Salt caramel sauce is irresistibly moreish. Poured over a baked (scrumped, of course) apple, the zingy, fluffy apple combines beautifully with the rich, sweet and salty sauce.
Wherever you are at University, there will be plenty of apple scrumping possibilities around you. I found a whole webpage dedicated to scrumpable trees in Falmouth and Penryn!
This recipe uses coconut sugar to make the salt caramel sauce, which has a lower glycemic index than normal sugar and tastes so much better. Buy online from wholesalers such as Lembas. The saltiness comes mostly from sea lettuce which is readily available around much of the coast of Britain.
1. Read my blog post on how to gather and dry sea lettuce.
2. Heat 200g/7 ounces/1 cup of coconut sugar with 110g/4oz/8tbls butter over a medium hob. Keep stirring all the time. Don’t leave it or it will burn! Once it has come to the boil, continue boiling for about 2 minutes, then remove from the heat.
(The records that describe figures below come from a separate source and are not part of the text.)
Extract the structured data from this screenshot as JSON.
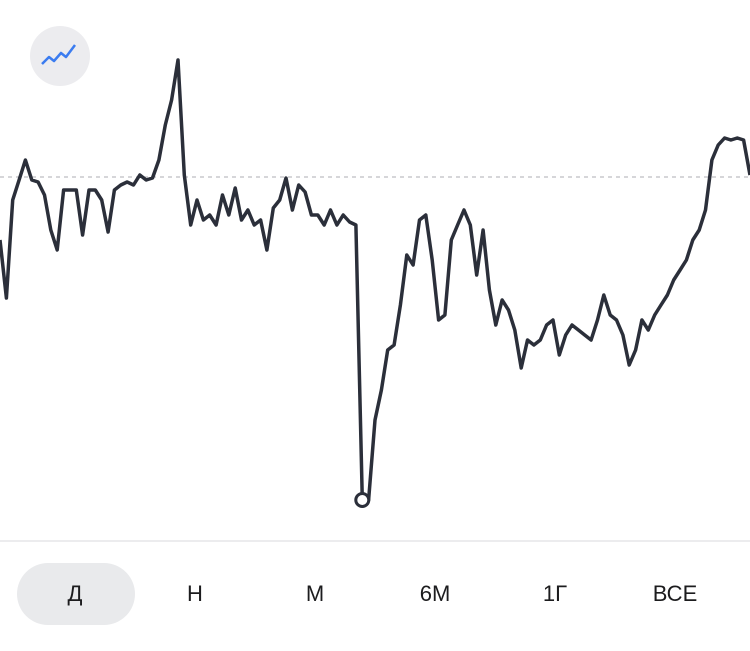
{
  "chart_data": {
    "type": "line",
    "color": "#2b2f3a",
    "ylim": [
      0,
      540
    ],
    "reference": 363,
    "values": [
      300,
      242,
      340,
      360,
      380,
      360,
      358,
      345,
      310,
      290,
      350,
      350,
      350,
      305,
      350,
      350,
      340,
      308,
      350,
      355,
      358,
      355,
      365,
      360,
      362,
      380,
      415,
      440,
      480,
      365,
      315,
      340,
      320,
      325,
      315,
      345,
      325,
      352,
      320,
      330,
      315,
      320,
      290,
      332,
      340,
      362,
      330,
      355,
      348,
      325,
      325,
      315,
      330,
      315,
      325,
      318,
      315,
      40,
      40,
      120,
      150,
      190,
      195,
      235,
      285,
      275,
      320,
      325,
      280,
      220,
      225,
      300,
      315,
      330,
      315,
      265,
      310,
      250,
      215,
      240,
      230,
      210,
      172,
      200,
      195,
      200,
      215,
      220,
      185,
      205,
      215,
      210,
      205,
      200,
      220,
      245,
      225,
      220,
      205,
      175,
      190,
      220,
      210,
      225,
      235,
      245,
      260,
      270,
      280,
      300,
      310,
      330,
      380,
      395,
      402,
      400,
      402,
      400,
      365
    ]
  },
  "tabs": [
    "Д",
    "Н",
    "М",
    "6М",
    "1Г",
    "ВСЕ"
  ]
}
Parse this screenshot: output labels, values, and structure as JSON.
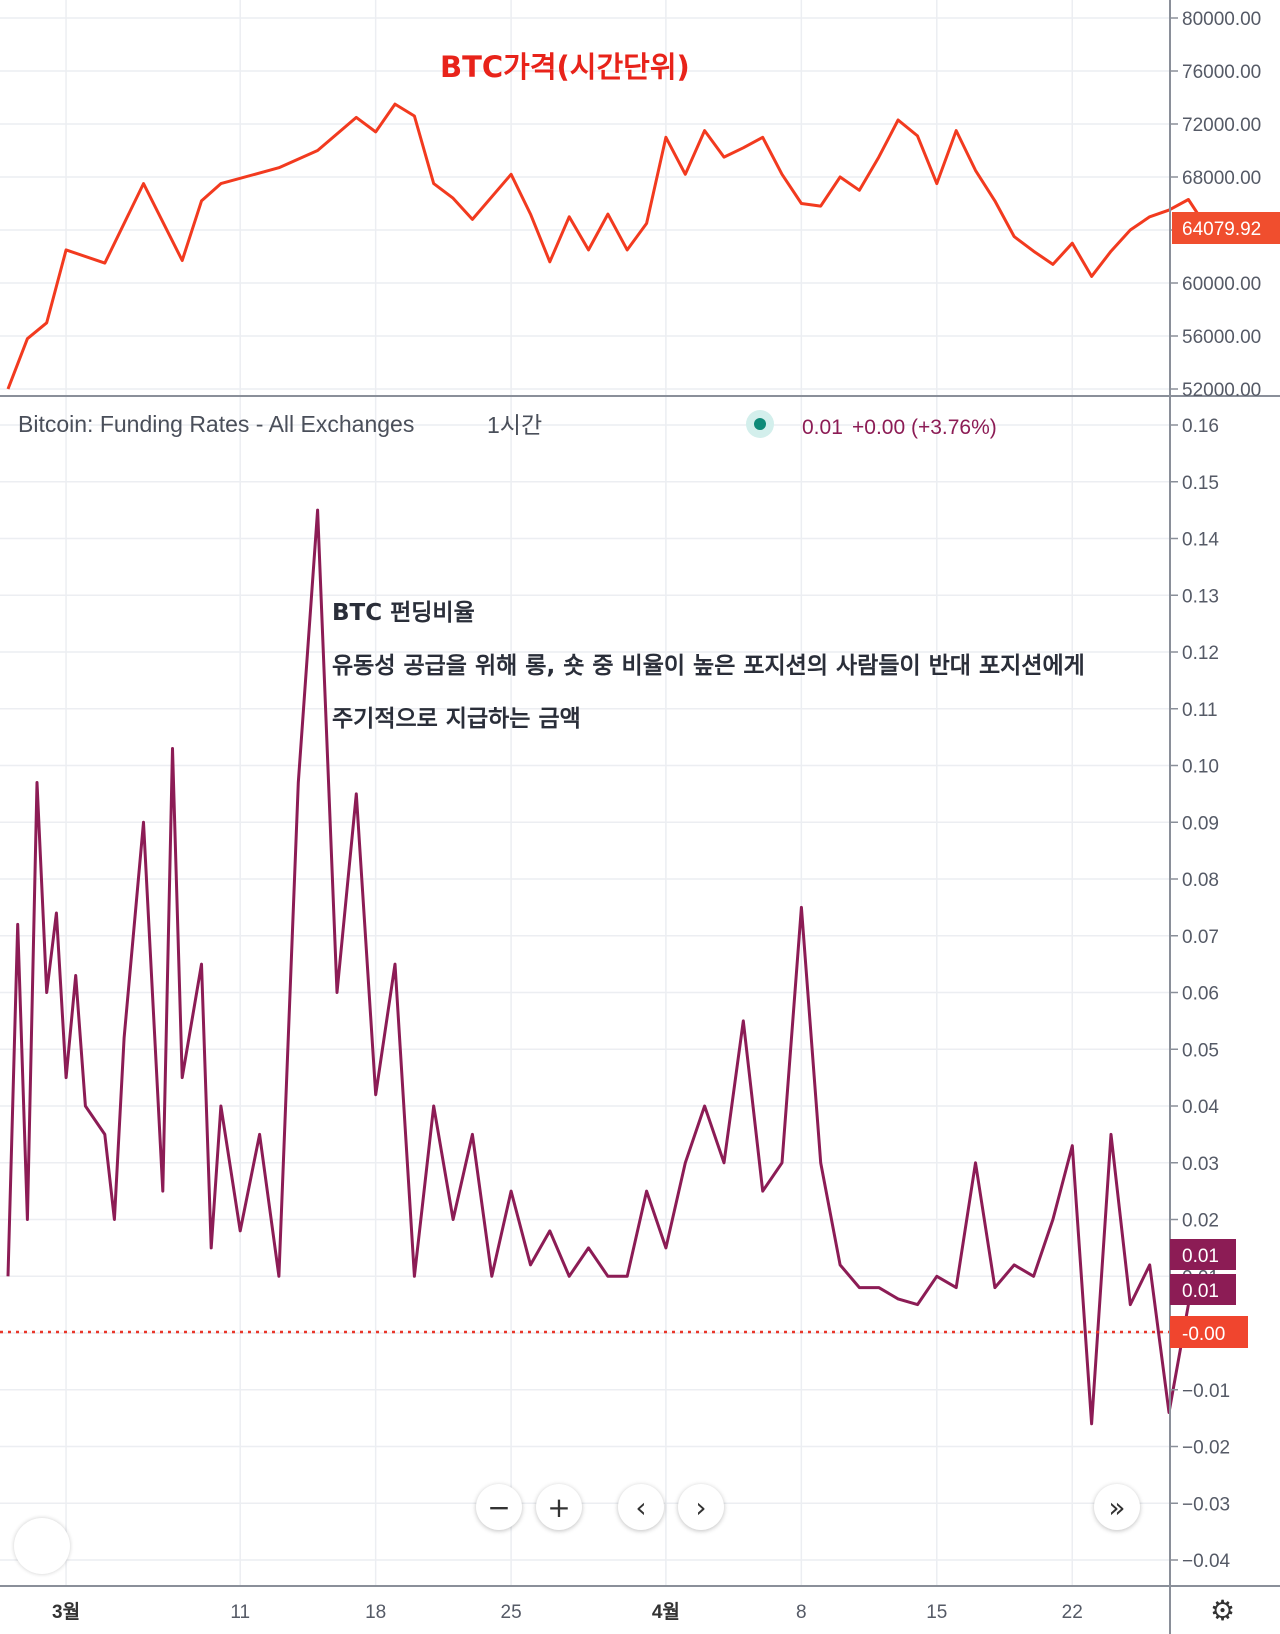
{
  "price_pane": {
    "annotation": "BTC가격(시간단위)",
    "last_price_badge": "64079.92",
    "colors": {
      "line": "#f23a1f",
      "badge": "#f04e2e"
    }
  },
  "funding_pane": {
    "legend": {
      "title": "Bitcoin: Funding Rates - All Exchanges",
      "interval": "1시간",
      "value": "0.01",
      "change": "+0.00 (+3.76%)"
    },
    "annotation_lines": [
      "BTC 펀딩비율",
      "유동성 공급을 위해 롱, 숏 중 비율이 높은 포지션의 사람들이 반대 포지션에게",
      "주기적으로 지급하는 금액"
    ],
    "badges": [
      "0.01",
      "0.01",
      "-0.00"
    ],
    "colors": {
      "line": "#8c1c55",
      "zero_line": "#e8372a",
      "badge": "#8c1c55",
      "zero_badge": "#f0452e"
    }
  },
  "chart_data": [
    {
      "type": "line",
      "name": "BTC",
      "x_ticks": [
        "3월",
        "11",
        "18",
        "25",
        "4월",
        "8",
        "15",
        "22"
      ],
      "y_ticks": [
        "80000.00",
        "76000.00",
        "72000.00",
        "68000.00",
        "64000.00",
        "60000.00",
        "56000.00",
        "52000.00"
      ],
      "ylim": [
        52000,
        80000
      ],
      "grid": true,
      "x": [
        0,
        1,
        2,
        3,
        5,
        7,
        9,
        10,
        11,
        14,
        16,
        18,
        19,
        20,
        21,
        22,
        23,
        24,
        26,
        27,
        28,
        29,
        30,
        31,
        32,
        33,
        34,
        35,
        36,
        37,
        38,
        39,
        40,
        41,
        42,
        43,
        44,
        45,
        46,
        47,
        48,
        49,
        50,
        51,
        52,
        53,
        54,
        55,
        56,
        57,
        58,
        59,
        60,
        61,
        62
      ],
      "y": [
        52000,
        55800,
        57000,
        62500,
        61500,
        67500,
        61700,
        66200,
        67500,
        68700,
        70000,
        72500,
        71400,
        73500,
        72600,
        67500,
        66400,
        64800,
        68200,
        65200,
        61600,
        65000,
        62500,
        65200,
        62500,
        64500,
        71000,
        68200,
        71500,
        69500,
        70200,
        71000,
        68200,
        66000,
        65800,
        68000,
        67000,
        69500,
        72300,
        71100,
        67500,
        71500,
        68500,
        66200,
        63500,
        62400,
        61400,
        63000,
        60500,
        62400,
        64000,
        65000,
        65500,
        66300,
        64080
      ]
    },
    {
      "type": "line",
      "name": "Bitcoin: Funding Rates - All Exchanges",
      "x_ticks": [
        "3월",
        "11",
        "18",
        "25",
        "4월",
        "8",
        "15",
        "22"
      ],
      "y_ticks": [
        "0.16",
        "0.15",
        "0.14",
        "0.13",
        "0.12",
        "0.11",
        "0.10",
        "0.09",
        "0.08",
        "0.07",
        "0.06",
        "0.05",
        "0.04",
        "0.03",
        "0.02",
        "0.01",
        "0.00",
        "−0.01",
        "−0.02",
        "−0.03",
        "−0.04"
      ],
      "ylim": [
        -0.04,
        0.16
      ],
      "grid": true,
      "x": [
        0,
        0.5,
        1,
        1.5,
        2,
        2.5,
        3,
        3.5,
        4,
        5,
        5.5,
        6,
        7,
        8,
        8.5,
        9,
        10,
        10.5,
        11,
        12,
        13,
        14,
        15,
        16,
        17,
        18,
        19,
        20,
        21,
        22,
        23,
        24,
        25,
        26,
        27,
        28,
        29,
        30,
        31,
        32,
        33,
        34,
        35,
        36,
        37,
        38,
        39,
        40,
        41,
        42,
        43,
        44,
        45,
        46,
        47,
        48,
        49,
        50,
        51,
        52,
        53,
        54,
        55,
        56,
        57,
        58,
        59,
        60,
        61,
        62
      ],
      "y": [
        0.01,
        0.072,
        0.02,
        0.097,
        0.06,
        0.074,
        0.045,
        0.063,
        0.04,
        0.035,
        0.02,
        0.052,
        0.09,
        0.025,
        0.103,
        0.045,
        0.065,
        0.015,
        0.04,
        0.018,
        0.035,
        0.01,
        0.097,
        0.145,
        0.06,
        0.095,
        0.042,
        0.065,
        0.01,
        0.04,
        0.02,
        0.035,
        0.01,
        0.025,
        0.012,
        0.018,
        0.01,
        0.015,
        0.01,
        0.01,
        0.025,
        0.015,
        0.03,
        0.04,
        0.03,
        0.055,
        0.025,
        0.03,
        0.075,
        0.03,
        0.012,
        0.008,
        0.008,
        0.006,
        0.005,
        0.01,
        0.008,
        0.03,
        0.008,
        0.012,
        0.01,
        0.02,
        0.033,
        -0.016,
        0.035,
        0.005,
        0.012,
        -0.014,
        0.005,
        0.01
      ]
    }
  ]
}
3. Add 120ml/8tbls/half a cup of cream. Double cream is best but single should work fine. Pour it in slowly and keep stirring all the time. Then bring back to the boil and continue to boil for about 10 minutes. You can tell that the sauce has thickened when you put a dribble onto something cold (I often use a jam jar lid which I leave in the freezer) and the sauce will then feel quite pliable once it hardens in contact with the cold lid.
4. Take the pan off the hob and add a few drops of vanilla extract and a sprinkle of good quality sea salt.
5. Grind up some of your dried sea lettuce and add according to taste. The emerald green specks in the sauce look very pretty.